Cancer Center, The First Hospital of Jilin University, Changchun 130021, Jilin, PR China.
The Second Breast Surgery Department, Jilin Cancer Hospital, Changchun 130012, Jilin, PR China.
Cell Signal. 2024 Dec;124:111383. doi: 10.1016/j.cellsig.2024.111383. Epub 2024 Sep 5.
High expression of low-density lipoprotein receptor related protein 11 (LRP11) has been associated with unfavorable prognosis of breast cancer (BC). This study explores the exact roles of LRP11 in BC progression and investigates the associated mechanism.
LRP11 expression in BC tissues and cells was determined by immunohistochemistry or RT-qPCR. LRP11 upregulation was induced in two human BC cell lines to investigate its impact on cell proliferation, migration, and invasion. Its regulation on immune activity was assessed by detecting PD-L1 protein levels and generating a co-culture system of cancer cells and CD8 T cells. Mouse allograft tumor models were generated to analyze the function of LRP11 in tumorigenesis and immune activity in vivo. Gain-of-function assays of SRY-box transcription factor 13 (SOX13) were performed to investigate its function in development and immunosuppression of BC.
LRP11 was found to be highly expressed in BC tissues and cells, presenting an association with unfavorable prognosis of patients. Artificial upregulation of LRP11 in BC cells triggered malignant properties of cells, enhancing β-catenin-mediated transcriptional activation of PD-L1, thus decreasing immune activity of the co-cultured CD8 T cells. Consistently, LRP11 upregulation in mouse 4 T1 cells and promoted tumorigenesis and immune evasion in mice. SOX13 was found to bind the LRP11 promoter for transcriptional activation. Upregulation of SOX13 similarly promoted growth of BC cells and immunosuppression, with its oncogenic effects blocked by the additional LRP11 knockdown.
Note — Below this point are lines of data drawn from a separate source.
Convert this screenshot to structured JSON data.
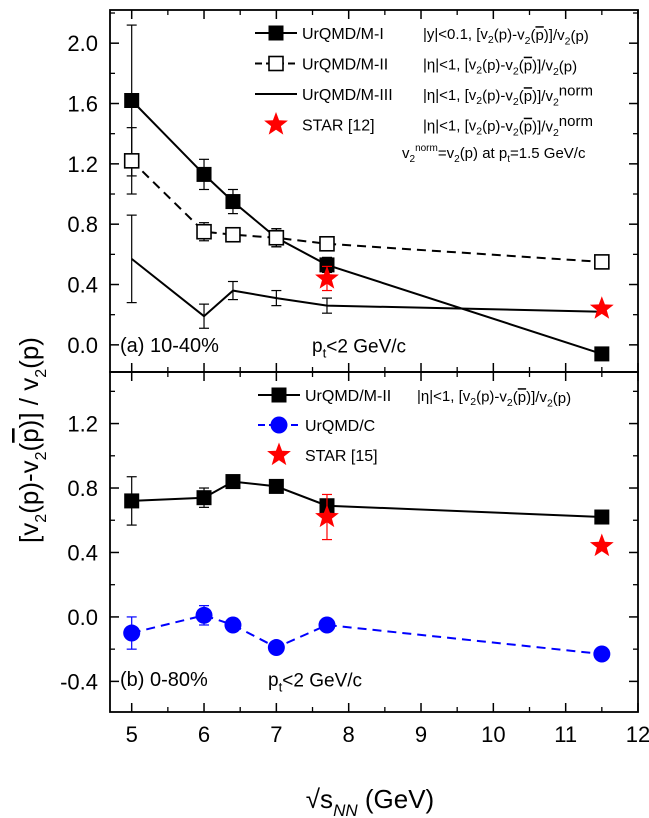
{
  "figure": {
    "ylabel": "[v2(p)-v2(p̄)] / v2(p)",
    "xlabel": "√sNN (GeV)"
  },
  "chart_data": [
    {
      "id": "a",
      "type": "line",
      "panel_label": "(a) 10-40%",
      "cut_label": "pt<2 GeV/c",
      "xlim": [
        4.7,
        12
      ],
      "ylim": [
        -0.18,
        2.22
      ],
      "x_ticks": [
        5,
        6,
        7,
        8,
        9,
        10,
        11,
        12
      ],
      "y_ticks": [
        0.0,
        0.4,
        0.8,
        1.2,
        1.6,
        2.0
      ],
      "y_tick_labels": [
        "0.0",
        "0.4",
        "0.8",
        "1.2",
        "1.6",
        "2.0"
      ],
      "norm_note": "v2norm=v2(p) at pt=1.5 GeV/c",
      "series": [
        {
          "name": "UrQMD/M-I",
          "condition": "|y|<0.1, [v2(p)-v2(p̄)]/v2(p)",
          "marker": "square-filled",
          "line": "solid",
          "color": "#000000",
          "x": [
            5.0,
            6.0,
            6.4,
            7.0,
            7.7,
            11.5
          ],
          "y": [
            1.62,
            1.13,
            0.95,
            0.71,
            0.53,
            -0.06
          ],
          "err": [
            0.5,
            0.1,
            0.08,
            0.06,
            0.05,
            0.03
          ]
        },
        {
          "name": "UrQMD/M-II",
          "condition": "|η|<1, [v2(p)-v2(p̄)]/v2(p)",
          "marker": "square-open",
          "line": "dashed",
          "color": "#000000",
          "x": [
            5.0,
            6.0,
            6.4,
            7.0,
            7.7,
            11.5
          ],
          "y": [
            1.22,
            0.75,
            0.73,
            0.71,
            0.67,
            0.55
          ],
          "err": [
            0.22,
            0.06,
            0.03,
            0.06,
            0.03,
            0.03
          ]
        },
        {
          "name": "UrQMD/M-III",
          "condition": "|η|<1, [v2(p)-v2(p̄)]/v2norm",
          "marker": "none",
          "line": "solid",
          "color": "#000000",
          "x": [
            5.0,
            6.0,
            6.4,
            7.0,
            7.7,
            11.5
          ],
          "y": [
            0.57,
            0.19,
            0.36,
            0.31,
            0.26,
            0.22
          ],
          "err": [
            0.29,
            0.08,
            0.06,
            0.05,
            0.05,
            0.0
          ]
        },
        {
          "name": "STAR [12]",
          "condition": "|η|<1, [v2(p)-v2(p̄)]/v2norm",
          "marker": "star",
          "line": "none",
          "color": "#ff0000",
          "x": [
            7.7,
            11.5
          ],
          "y": [
            0.44,
            0.24
          ],
          "err": [
            0.08,
            0.02
          ]
        }
      ]
    },
    {
      "id": "b",
      "type": "line",
      "panel_label": "(b) 0-80%",
      "cut_label": "pt<2 GeV/c",
      "xlim": [
        4.7,
        12
      ],
      "ylim": [
        -0.59,
        1.52
      ],
      "x_ticks": [
        5,
        6,
        7,
        8,
        9,
        10,
        11,
        12
      ],
      "x_tick_labels": [
        "5",
        "6",
        "7",
        "8",
        "9",
        "10",
        "11",
        "12"
      ],
      "y_ticks": [
        -0.4,
        0.0,
        0.4,
        0.8,
        1.2
      ],
      "y_tick_labels": [
        "-0.4",
        "0.0",
        "0.4",
        "0.8",
        "1.2"
      ],
      "series": [
        {
          "name": "UrQMD/M-II",
          "condition": "|η|<1, [v2(p)-v2(p̄)]/v2(p)",
          "marker": "square-filled",
          "line": "solid",
          "color": "#000000",
          "x": [
            5.0,
            6.0,
            6.4,
            7.0,
            7.7,
            11.5
          ],
          "y": [
            0.72,
            0.74,
            0.84,
            0.81,
            0.69,
            0.62
          ],
          "err": [
            0.15,
            0.06,
            0.03,
            0.02,
            0.03,
            0.02
          ]
        },
        {
          "name": "UrQMD/C",
          "condition": "",
          "marker": "circle-filled",
          "line": "dashed",
          "color": "#0000ff",
          "x": [
            5.0,
            6.0,
            6.4,
            7.0,
            7.7,
            11.5
          ],
          "y": [
            -0.1,
            0.01,
            -0.05,
            -0.19,
            -0.05,
            -0.23
          ],
          "err": [
            0.1,
            0.06,
            0.04,
            0.02,
            0.02,
            0.02
          ]
        },
        {
          "name": "STAR  [15]",
          "condition": "",
          "marker": "star",
          "line": "none",
          "color": "#ff0000",
          "x": [
            7.7,
            11.5
          ],
          "y": [
            0.62,
            0.44
          ],
          "err": [
            0.14,
            0.0
          ]
        }
      ]
    }
  ]
}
This study demonstrates that SOX13 is responsible for LRP11 transcription activation, leading to increased malignant phenotype of BC cells and diminished activity CD8 T cells. This evidence highlights SOX13 and LRP11 as promising novel therapeutic targets to reduce malignant phenotype of BC cells and overcome immunosuppression.
低密度脂蛋白受体相关蛋白 11(LRP11)的高表达与乳腺癌(BC)的不良预后相关。本研究探讨了 LRP11 在 BC 进展中的确切作用,并研究了相关机制。
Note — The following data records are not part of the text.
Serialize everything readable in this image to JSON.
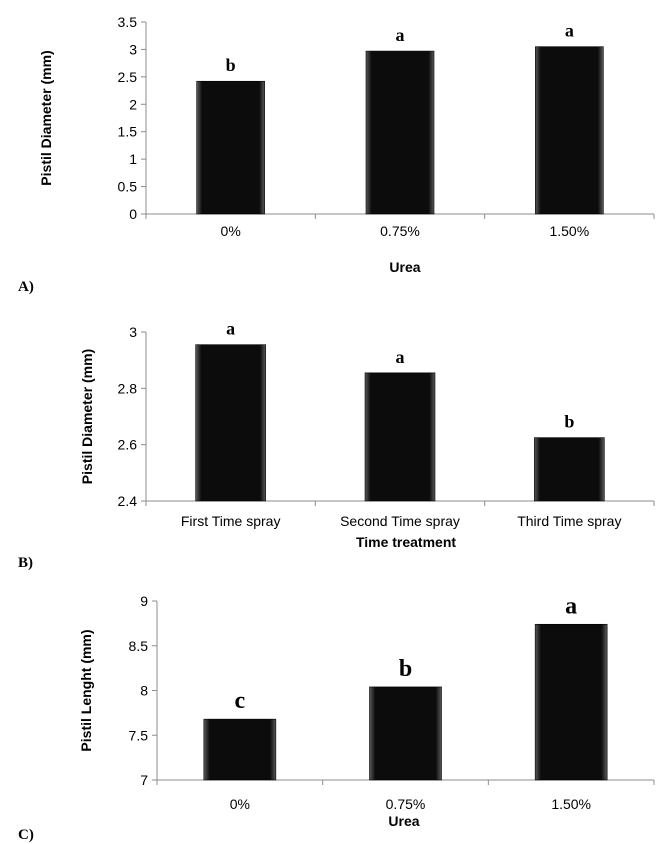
{
  "chart_data": [
    {
      "type": "bar",
      "panel_label": "A)",
      "categories": [
        "0%",
        "0.75%",
        "1.50%"
      ],
      "values": [
        2.42,
        2.97,
        3.05
      ],
      "significance": [
        "b",
        "a",
        "a"
      ],
      "xlabel": "Urea",
      "ylabel": "Pistil Diameter (mm)",
      "ylim": [
        0,
        3.5
      ],
      "yticks": [
        "0",
        "0.5",
        "1",
        "1.5",
        "2",
        "2.5",
        "3",
        "3.5"
      ],
      "grid": false,
      "bar_color": "#0a0a0a"
    },
    {
      "type": "bar",
      "panel_label": "B)",
      "categories": [
        "First Time spray",
        "Second Time spray",
        "Third Time spray"
      ],
      "values": [
        2.955,
        2.855,
        2.625
      ],
      "significance": [
        "a",
        "a",
        "b"
      ],
      "xlabel": "Time treatment",
      "ylabel": "Pistil  Diameter (mm)",
      "ylim": [
        2.4,
        3.0
      ],
      "yticks": [
        "2.4",
        "2.6",
        "2.8",
        "3"
      ],
      "grid": false,
      "bar_color": "#0a0a0a"
    },
    {
      "type": "bar",
      "panel_label": "C)",
      "categories": [
        "0%",
        "0.75%",
        "1.50%"
      ],
      "values": [
        7.68,
        8.04,
        8.74
      ],
      "significance": [
        "c",
        "b",
        "a"
      ],
      "xlabel": "Urea",
      "ylabel": "Pistil Lenght (mm)",
      "ylim": [
        7,
        9
      ],
      "yticks": [
        "7",
        "7.5",
        "8",
        "8.5",
        "9"
      ],
      "grid": false,
      "bar_color": "#0a0a0a"
    }
  ]
}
通过免疫组织化学或 RT-qPCR 检测 BC 组织和细胞中的 LRP11 表达。在两种人 BC 细胞系中诱导 LRP11 上调,以研究其对细胞增殖、迁移和侵袭的影响。通过检测 PD-L1 蛋白水平并生成癌细胞和 CD8 T 细胞的共培养系统来评估其对免疫活性的调节作用。生成小鼠同种异体肿瘤模型以分析 LRP11 在体内肿瘤发生和免疫活性中的功能。进行性盒转录因子 13(SOX13)的功能获得性测定,以研究其在 BC 发生和免疫抑制中的作用。
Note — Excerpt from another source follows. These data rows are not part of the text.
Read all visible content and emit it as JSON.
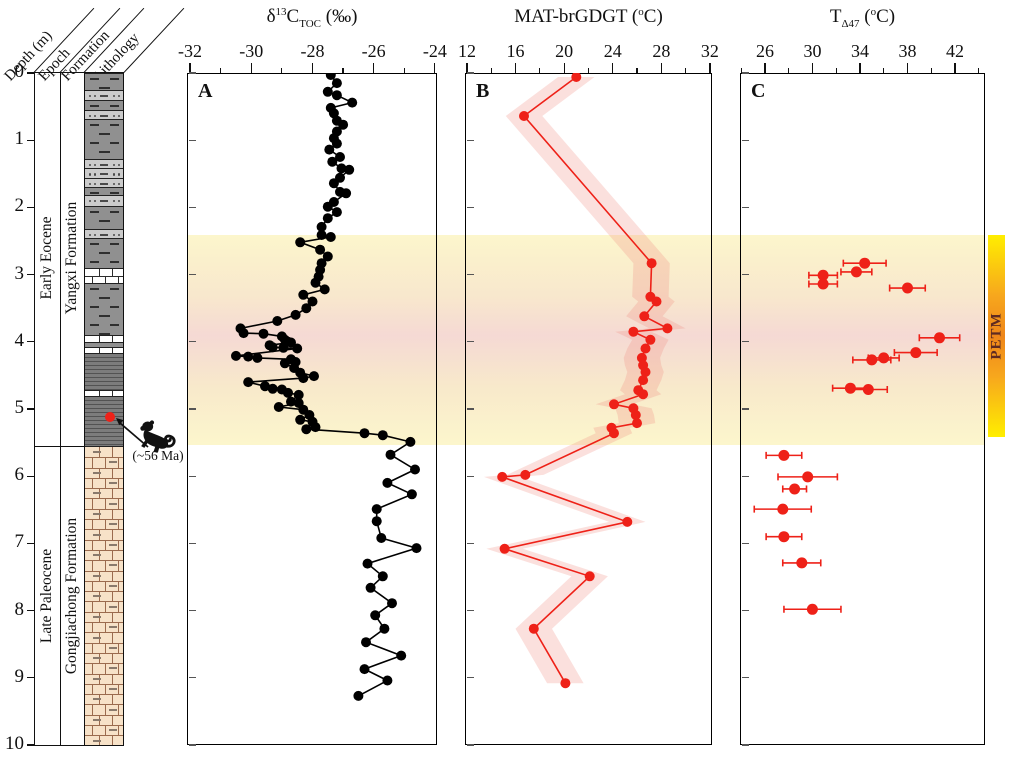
{
  "header": {
    "depth_label": "Depth (m)",
    "epoch_label": "Epoch",
    "formation_label": "Formation",
    "lithology_label": "Lithology"
  },
  "depth_axis": {
    "min": 0,
    "max": 10,
    "unit": "m",
    "ticks": [
      0,
      1,
      2,
      3,
      4,
      5,
      6,
      7,
      8,
      9,
      10
    ]
  },
  "epochs": [
    {
      "label": "Early Eocene",
      "top_depth": 0,
      "bottom_depth": 5.55
    },
    {
      "label": "Late Paleocene",
      "top_depth": 5.55,
      "bottom_depth": 10
    }
  ],
  "formations": [
    {
      "label": "Yangxi Formation",
      "top_depth": 0,
      "bottom_depth": 5.55
    },
    {
      "label": "Gongjiachong Formation",
      "top_depth": 5.55,
      "bottom_depth": 10
    }
  ],
  "lithology_segments": [
    {
      "t": "mudstone",
      "d0": 0,
      "d1": 0.25
    },
    {
      "t": "siltstone",
      "d0": 0.25,
      "d1": 0.4
    },
    {
      "t": "mudstone",
      "d0": 0.4,
      "d1": 0.55
    },
    {
      "t": "siltstone",
      "d0": 0.55,
      "d1": 0.68
    },
    {
      "t": "mudstone",
      "d0": 0.68,
      "d1": 1.28
    },
    {
      "t": "siltstone",
      "d0": 1.28,
      "d1": 1.42
    },
    {
      "t": "siltstone",
      "d0": 1.42,
      "d1": 1.56
    },
    {
      "t": "siltstone",
      "d0": 1.56,
      "d1": 1.7
    },
    {
      "t": "mudstone",
      "d0": 1.7,
      "d1": 1.82
    },
    {
      "t": "siltstone",
      "d0": 1.82,
      "d1": 1.98
    },
    {
      "t": "mudstone",
      "d0": 1.98,
      "d1": 2.32
    },
    {
      "t": "siltstone",
      "d0": 2.32,
      "d1": 2.46
    },
    {
      "t": "mudstone",
      "d0": 2.46,
      "d1": 2.9
    },
    {
      "t": "limestone",
      "d0": 2.9,
      "d1": 3.12
    },
    {
      "t": "mudstone",
      "d0": 3.12,
      "d1": 3.9
    },
    {
      "t": "limestone",
      "d0": 3.9,
      "d1": 4.0
    },
    {
      "t": "mudstone",
      "d0": 4.0,
      "d1": 4.08
    },
    {
      "t": "limestone",
      "d0": 4.08,
      "d1": 4.17
    },
    {
      "t": "shale",
      "d0": 4.17,
      "d1": 4.72
    },
    {
      "t": "limestone",
      "d0": 4.72,
      "d1": 4.8
    },
    {
      "t": "shale",
      "d0": 4.8,
      "d1": 5.55
    },
    {
      "t": "marl",
      "d0": 5.55,
      "d1": 10
    }
  ],
  "marker": {
    "label": "(~56 Ma)",
    "depth": 5.12,
    "icon": "monkey-icon",
    "dot_color": "#ee2118"
  },
  "petm": {
    "label": "PETM",
    "top_depth": 2.41,
    "bottom_depth": 5.53
  },
  "colors": {
    "accent_red": "#ee2118",
    "envelope_pink": "#f29084",
    "band_yellow": "#fcf6cc",
    "band_pink": "#f5d9d4",
    "marl_tan": "#f7e2c8",
    "petm_orange": "#ee861a",
    "petm_yellow": "#ffee00"
  },
  "chart_data": [
    {
      "id": "A",
      "panel_label": "A",
      "type": "line",
      "orientation": "depth-profile",
      "title": "d13C_TOC (permil)",
      "title_parts": [
        [
          "n",
          "δ"
        ],
        [
          "sup",
          "13"
        ],
        [
          "n",
          "C"
        ],
        [
          "sub",
          "TOC"
        ],
        [
          "n",
          " (‰)"
        ]
      ],
      "xlim": [
        -32.1,
        -23.93
      ],
      "xticks": [
        -32,
        -30,
        -28,
        -26,
        -24
      ],
      "ylabel": "Depth (m)",
      "ylim": [
        0,
        10
      ],
      "point_format": "[depth_m, value]",
      "series": [
        {
          "name": "d13C TOC",
          "color": "#000000",
          "points": [
            [
              0.03,
              -27.4
            ],
            [
              0.15,
              -27.2
            ],
            [
              0.28,
              -27.5
            ],
            [
              0.33,
              -27.2
            ],
            [
              0.44,
              -26.7
            ],
            [
              0.52,
              -27.4
            ],
            [
              0.6,
              -27.3
            ],
            [
              0.71,
              -27.2
            ],
            [
              0.77,
              -27.0
            ],
            [
              0.87,
              -27.2
            ],
            [
              0.97,
              -27.3
            ],
            [
              1.05,
              -27.2
            ],
            [
              1.14,
              -27.45
            ],
            [
              1.25,
              -27.1
            ],
            [
              1.32,
              -27.35
            ],
            [
              1.42,
              -27.05
            ],
            [
              1.44,
              -26.8
            ],
            [
              1.56,
              -27.1
            ],
            [
              1.64,
              -27.3
            ],
            [
              1.77,
              -27.1
            ],
            [
              1.79,
              -26.9
            ],
            [
              1.92,
              -27.3
            ],
            [
              1.99,
              -27.5
            ],
            [
              2.07,
              -27.2
            ],
            [
              2.16,
              -27.5
            ],
            [
              2.29,
              -27.7
            ],
            [
              2.41,
              -27.7
            ],
            [
              2.44,
              -27.4
            ],
            [
              2.52,
              -28.4
            ],
            [
              2.63,
              -27.75
            ],
            [
              2.73,
              -27.5
            ],
            [
              2.83,
              -27.7
            ],
            [
              2.93,
              -27.75
            ],
            [
              3.03,
              -27.8
            ],
            [
              3.12,
              -27.9
            ],
            [
              3.22,
              -27.6
            ],
            [
              3.3,
              -28.3
            ],
            [
              3.4,
              -28.0
            ],
            [
              3.5,
              -28.2
            ],
            [
              3.6,
              -28.55
            ],
            [
              3.69,
              -29.15
            ],
            [
              3.8,
              -30.35
            ],
            [
              3.87,
              -30.25
            ],
            [
              3.88,
              -29.6
            ],
            [
              3.92,
              -29.0
            ],
            [
              3.97,
              -28.9
            ],
            [
              4.0,
              -28.8
            ],
            [
              4.01,
              -28.7
            ],
            [
              4.05,
              -29.4
            ],
            [
              4.08,
              -29.3
            ],
            [
              4.09,
              -28.95
            ],
            [
              4.1,
              -28.5
            ],
            [
              4.21,
              -30.5
            ],
            [
              4.22,
              -30.1
            ],
            [
              4.24,
              -29.8
            ],
            [
              4.26,
              -28.7
            ],
            [
              4.3,
              -28.55
            ],
            [
              4.32,
              -28.9
            ],
            [
              4.39,
              -28.6
            ],
            [
              4.46,
              -28.4
            ],
            [
              4.51,
              -27.95
            ],
            [
              4.54,
              -28.3
            ],
            [
              4.6,
              -30.1
            ],
            [
              4.66,
              -29.55
            ],
            [
              4.7,
              -29.3
            ],
            [
              4.71,
              -29.0
            ],
            [
              4.76,
              -28.8
            ],
            [
              4.79,
              -28.45
            ],
            [
              4.89,
              -28.7
            ],
            [
              4.91,
              -28.45
            ],
            [
              4.97,
              -29.1
            ],
            [
              5.01,
              -28.3
            ],
            [
              5.09,
              -28.1
            ],
            [
              5.16,
              -28.4
            ],
            [
              5.19,
              -28.0
            ],
            [
              5.27,
              -27.9
            ],
            [
              5.3,
              -28.2
            ],
            [
              5.36,
              -26.3
            ],
            [
              5.39,
              -25.7
            ],
            [
              5.49,
              -24.8
            ],
            [
              5.68,
              -25.45
            ],
            [
              5.9,
              -24.65
            ],
            [
              6.1,
              -25.55
            ],
            [
              6.27,
              -24.75
            ],
            [
              6.49,
              -25.9
            ],
            [
              6.67,
              -25.9
            ],
            [
              6.92,
              -25.75
            ],
            [
              7.07,
              -24.6
            ],
            [
              7.3,
              -26.2
            ],
            [
              7.49,
              -25.7
            ],
            [
              7.66,
              -26.1
            ],
            [
              7.89,
              -25.4
            ],
            [
              8.07,
              -25.95
            ],
            [
              8.27,
              -25.65
            ],
            [
              8.47,
              -26.25
            ],
            [
              8.67,
              -25.1
            ],
            [
              8.87,
              -26.3
            ],
            [
              9.04,
              -25.55
            ],
            [
              9.27,
              -26.5
            ]
          ]
        }
      ]
    },
    {
      "id": "B",
      "panel_label": "B",
      "type": "line",
      "orientation": "depth-profile",
      "title": "MAT-brGDGT (degC)",
      "title_parts": [
        [
          "n",
          "MAT-brGDGT ("
        ],
        [
          "sup",
          "o"
        ],
        [
          "n",
          "C)"
        ]
      ],
      "xlim": [
        11.84,
        32.17
      ],
      "xticks": [
        12,
        16,
        20,
        24,
        28,
        32
      ],
      "ylabel": "Depth (m)",
      "ylim": [
        0,
        10
      ],
      "envelope": true,
      "envelope_halfwidth": 1.5,
      "point_format": "[depth_m, value_degC]",
      "series": [
        {
          "name": "MAT-brGDGT",
          "color": "#ee2118",
          "points": [
            [
              0.06,
              21.0
            ],
            [
              0.64,
              16.7
            ],
            [
              2.83,
              27.2
            ],
            [
              3.33,
              27.1
            ],
            [
              3.4,
              27.6
            ],
            [
              3.62,
              26.6
            ],
            [
              3.8,
              28.5
            ],
            [
              3.85,
              25.7
            ],
            [
              3.97,
              27.1
            ],
            [
              4.1,
              26.7
            ],
            [
              4.24,
              26.4
            ],
            [
              4.35,
              26.5
            ],
            [
              4.45,
              26.7
            ],
            [
              4.57,
              26.5
            ],
            [
              4.72,
              26.1
            ],
            [
              4.78,
              26.5
            ],
            [
              4.93,
              24.1
            ],
            [
              4.99,
              25.7
            ],
            [
              5.09,
              25.9
            ],
            [
              5.21,
              26.0
            ],
            [
              5.28,
              23.9
            ],
            [
              5.36,
              24.1
            ],
            [
              5.98,
              16.8
            ],
            [
              6.01,
              14.9
            ],
            [
              6.68,
              25.2
            ],
            [
              7.08,
              15.1
            ],
            [
              7.49,
              22.1
            ],
            [
              8.27,
              17.5
            ],
            [
              9.08,
              20.1
            ]
          ]
        }
      ]
    },
    {
      "id": "C",
      "panel_label": "C",
      "type": "scatter",
      "orientation": "depth-profile",
      "title": "T_D47 (degC)",
      "title_parts": [
        [
          "n",
          "T"
        ],
        [
          "sub",
          "Δ47"
        ],
        [
          "n",
          " ("
        ],
        [
          "sup",
          "o"
        ],
        [
          "n",
          "C)"
        ]
      ],
      "xlim": [
        23.9,
        44.53
      ],
      "xticks": [
        26,
        30,
        34,
        38,
        42
      ],
      "ylabel": "Depth (m)",
      "ylim": [
        0,
        10
      ],
      "connect": false,
      "error_bars": true,
      "point_format": "[depth_m, value_degC, err_degC]",
      "series": [
        {
          "name": "T-D47 clumped isotope",
          "color": "#ee2118",
          "points": [
            [
              2.83,
              34.4,
              1.8
            ],
            [
              2.96,
              33.7,
              1.3
            ],
            [
              3.01,
              30.9,
              1.2
            ],
            [
              3.14,
              30.9,
              1.2
            ],
            [
              3.2,
              38.0,
              1.5
            ],
            [
              3.94,
              40.7,
              1.7
            ],
            [
              4.16,
              38.7,
              1.8
            ],
            [
              4.24,
              36.0,
              1.3
            ],
            [
              4.27,
              35.0,
              1.6
            ],
            [
              4.69,
              33.2,
              1.5
            ],
            [
              4.71,
              34.7,
              1.6
            ],
            [
              5.69,
              27.6,
              1.5
            ],
            [
              6.01,
              29.6,
              2.5
            ],
            [
              6.19,
              28.5,
              1.0
            ],
            [
              6.49,
              27.5,
              2.4
            ],
            [
              6.9,
              27.6,
              1.5
            ],
            [
              7.29,
              29.1,
              1.6
            ],
            [
              7.98,
              30.0,
              2.4
            ]
          ]
        }
      ]
    }
  ]
}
LRP11 在 BC 组织和细胞中高表达,与患者的不良预后相关。在 BC 细胞中人工上调 LRP11 触发了细胞的恶性特性,增强了 β-连环蛋白介导的 PD-L1 的转录激活,从而降低了共培养的 CD8 T 细胞的免疫活性。一致地,LRP11 在小鼠 4T1 细胞中的上调促进了小鼠的肿瘤发生和免疫逃逸。发现 SOX13 结合 LRP11 启动子进行转录激活。SOX13 的上调同样促进了 BC 细胞的生长和免疫抑制,其致癌作用可被额外的 LRP11 敲低阻断。
本研究表明,SOX13 负责 LRP11 的转录激活,导致 BC 细胞的恶性表型增加和 CD8 T 细胞活性降低。这一证据突出了 SOX13 和 LRP11 作为有前途的新型治疗靶点,可降低 BC 细胞的恶性表型并克服免疫抑制。